December 8, 2019
Thank you Alison Roman. I mean it. I often think about adopting more of a vegetarian lifestyle but always imagine I'll really be missing out on something. With these kinds of recipes, I would be missing nothing and gaining everything. Cacio e pepe is a traditional Italian pasta dish with so few ingredients, pecorino romano cheese, black pepper, and pasta, that one would think, meh, what's there to be so excited about? Get excited, because when made right, it is delicious. And it's easy to make it wrong. The trick is creating a smooth and silky sauce that the pasta just barely clings to.
Alison creates a riff on this sauce using a "risotto'ish" style cooking method. She suggests using fregola, a tiny round pasta from Sardinia, Italy, Israeli couscous, or any other small pasta shape. I had whole wheat couscous on hand but next time I will try it with fregola. This would be an amazing accompaniment to any meat or fish dish. I kept it all vegetarian friendly and roasted up some cauliflower, also from Alison Roman. (Recipe to follow)
4 T unsalted butter (1/2 stick)
2 T olive oil, plus more for drizzling
6 garlic cloves, thinly sliced
3 C fregola, Israeli couscous, or other small pasta (about 1 lb)
salt and pepper
5-7 C water
1 C grated pecorino or parmigiano cheese
2 T finely chopped chives
Melt the butter and oil in a large pot over medium heat. Add the garlic and cook until it's a light golden brown, 2-3 minutes. Add the fregola (or couscous or other pasta), season with salt and pepper, and cook, stirring occasionally, for about 3 minutes.
Add 5 cups of water and bring to a boil. Reduce the heat and continue to cook at a steady simmer, stirring frequently, to encourage the releasing of the starch. This helps create that creamy, starchy sauce I was referring to. Once the pasta is cooked yet still a little firm to the bite or "al dente", add your pecorino cheese, add a LOT of black pepper and taste for salt. (It takes about 20 minutes or so for the pasta to be cooked through) It should have the texture of risotto or porridge and still be a little saucy and not too dry. If need be, add a little more water to create that saucy'ness.

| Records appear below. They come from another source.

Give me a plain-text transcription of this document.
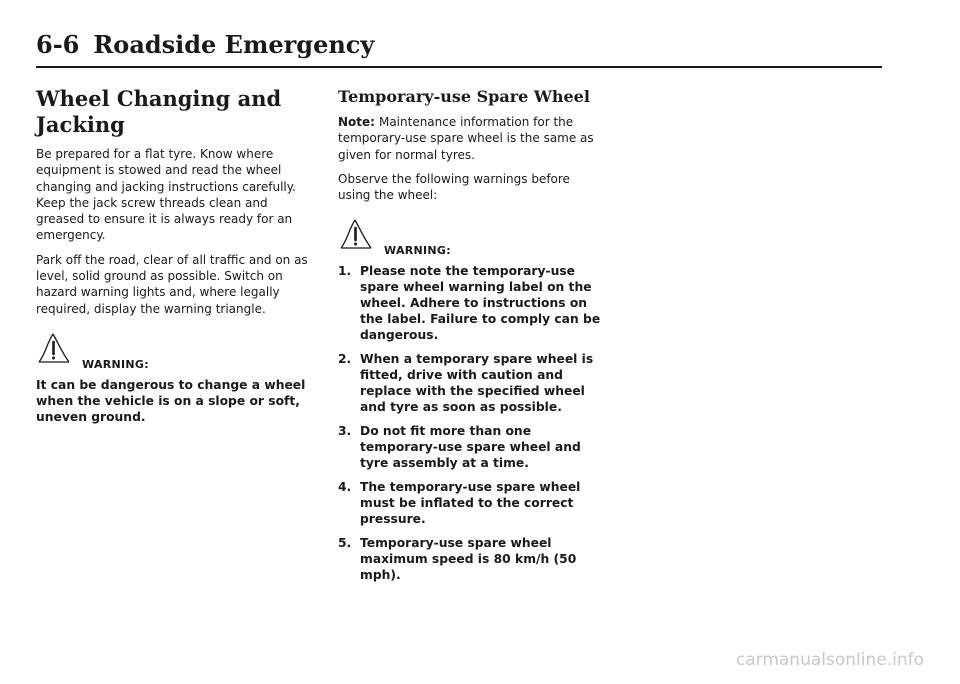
6-6 Roadside Emergency
Wheel Changing and Jacking

Be prepared for a flat tyre. Know where equipment is stowed and read the wheel changing and jacking instructions carefully. Keep the jack screw threads clean and greased to ensure it is always ready for an emergency.

Park off the road, clear of all traffic and on as level, solid ground as possible. Switch on hazard warning lights and, where legally required, display the warning triangle.

WARNING:

It can be dangerous to change a wheel when the vehicle is on a slope or soft, uneven ground.

Temporary-use Spare Wheel

Note: Maintenance information for the temporary-use spare wheel is the same as given for normal tyres.

Observe the following warnings before using the wheel:

WARNING:
1. Please note the temporary-use spare wheel warning label on the wheel. Adhere to instructions on the label. Failure to comply can be dangerous.
2. When a temporary spare wheel is fitted, drive with caution and replace with the specified wheel and tyre as soon as possible.
3. Do not fit more than one temporary-use spare wheel and tyre assembly at a time.
4. The temporary-use spare wheel must be inflated to the correct pressure.
5. Temporary-use spare wheel maximum speed is 80 km/h (50 mph).
carmanualsonline.info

Transfer to a serving bowl, top with a drizzle of olive oil, a scattering of pecorino, chopped chives, and some of the roasted cauliflower.
Hard-Roasted Spiced Cauliflower
1 large head cauliflower
4 garlic cloves, finely chopped
1 t crushed red pepper flakes
1 t fennel seeds
1/2 t ground coriander
1/2 t ground turmeric
1/3 C olive oil
salt and pepper
1/4 C finely chopped herbs (chives, parsley, mint, etc)
Preheat oven to 450°F.
Break the cauliflower into tiny florets, roughly the size of a large bean.
Combine with the garlic, crushed red pepper, fennel, coriander, turmeric, olive oil, salt, and pepper. Place in the oven for 15 minutes, toss to promote even browning, and roast for another 15-20 minutes. You want there to be pieces that are dark and crispy, so don't worry if you see some deep dark brown bits.
Transfer to a serving dish and top with fresh herbs.